Pyruvate, a completely harmless physiological substance, is formed as a by-product when L-cysteine is released from 2-methyl-thiazolidine-2,4-dicarboxylic acid. Unlike N-acetylcysteine, 2-methyl-thiazolidine-2,4-dicarboxylic acid is therefore very well tolerated. There are even indications that pyruvate has a protective effect (Rastellini, C., Cicalese, L., Zeevi, A., Mattes, C., Stauko, R. T., Starzl, T. E. and Rao, A. S., Transplant. Proceed. 27:3383-3384 (1995)). Pyruvate is physiologically formed from glucose and is needed in the tricarboxylic acid cycle for producing the cell""s energy. It can therefore be expected that a slow enzymatic release of L-cysteine in the cells of the body has a retarding effect which would give rise to hope for a more lasting efficacy as compared to N-acetylcysteine.
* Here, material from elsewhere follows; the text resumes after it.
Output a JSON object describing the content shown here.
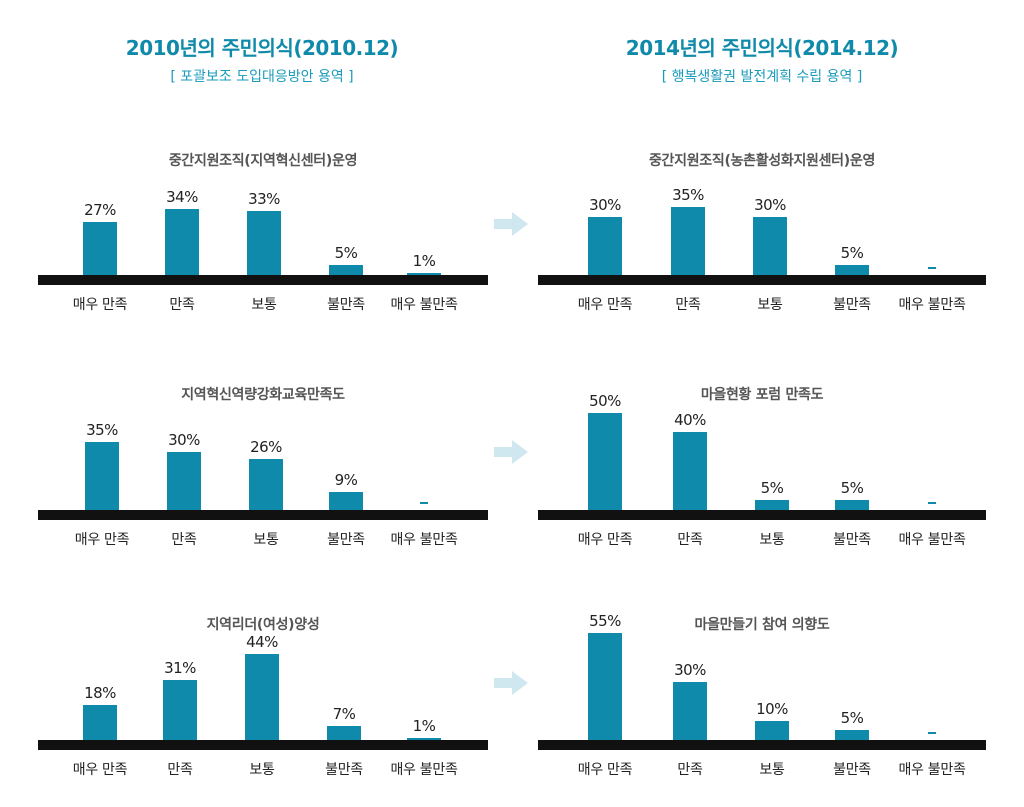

Surprisingly, it was found that the treatment with a combination of 2-methyl-thiazolidine-2,4-dicarboxylic acid and paracetamol does not only prevent the destruction of the cellular defense system but also builds up a lasting efficacy of the mixture of 2-methyl thiazolidine-2,4-dicarboxylic acid and paracetamol. This points to an enzymatically controlled release of L-cysteine from 2-methyl-thiazolidine-2,4-dicarboxylic acid. Moreover, the findings after a monotherapy using a combination of 2-methyl-thiazolidine-2,4-dicarboxylic acid and paracetamol show that this substance is well tolerated by the liver.
The pharmaceuticals of the invention can be designed for oral, rectal, subcutaneous, intravenous or intramuscular administration.
The pharmaceuticals of the invent-ion are produced in a generally known way using the common solid or liquid substrates or diluents and the commonly used adjuvants of pharmaceutical engineering, their dosage depending on the intended application. Preferred preparations are forms of application suitable for oral administration. Such forms of application include tablets, film tablets, lozenges, capsules, pills, powder, solutions or suspensions, or depot systems.
Parenteral preparations such as injection solutions can also be taken into consideration, of course. Another example of suitable preparations is suppositories.
The respective tablets can be produced, for example, by intermixing the active ingredient with known adjuvants, e.g. inert diluents such as dextrose, sugar, sorbitol, mannite, polyvinylpyrrolidone, blasting agents such as corn starch or alginic acid, binding agents such as starch or gelatin, lubricants such as magnesium stearate or talc and/or agents for producing a depot effect such as carboxyl polymethylene, carboxylmethyl cellulose, cellulose acetate phthalate, or polyvinyl acetate. The tablets may also consist of multiple layers.
Accordingly, lozenges can be produced by coating the cores produced in a similar way as the tablets with agents that are typically used in lozenge coatings, e.g. polyvinylpyrrolidone or shellac, gum arabic, talc, titanium dioxide, or sugar. The lozenge coating may consist of multiple layers, and the adjuvants listed above for tablets can be used here as well.
Solutions or suspensions with the active agent of the invention may further contain sweetening agents such as saccharin, cyclamate or sugar as well as aromatizers such as vanillin or orange extract. They may further contain suspending agents such as sodium carboxymethyl cellulose or preservatives such as p-hydroxybenzoates. Capsules containing active ingredients can be produced, for example, by mixing the active agent with an inert carrier such as lactose or sorbitol and encapsulating it in gelatin capsules.
Suitable suppositories can be produced, for example, by intermixing with the respective substrates such as neutral fats or polyethylene glycol or their derivatives.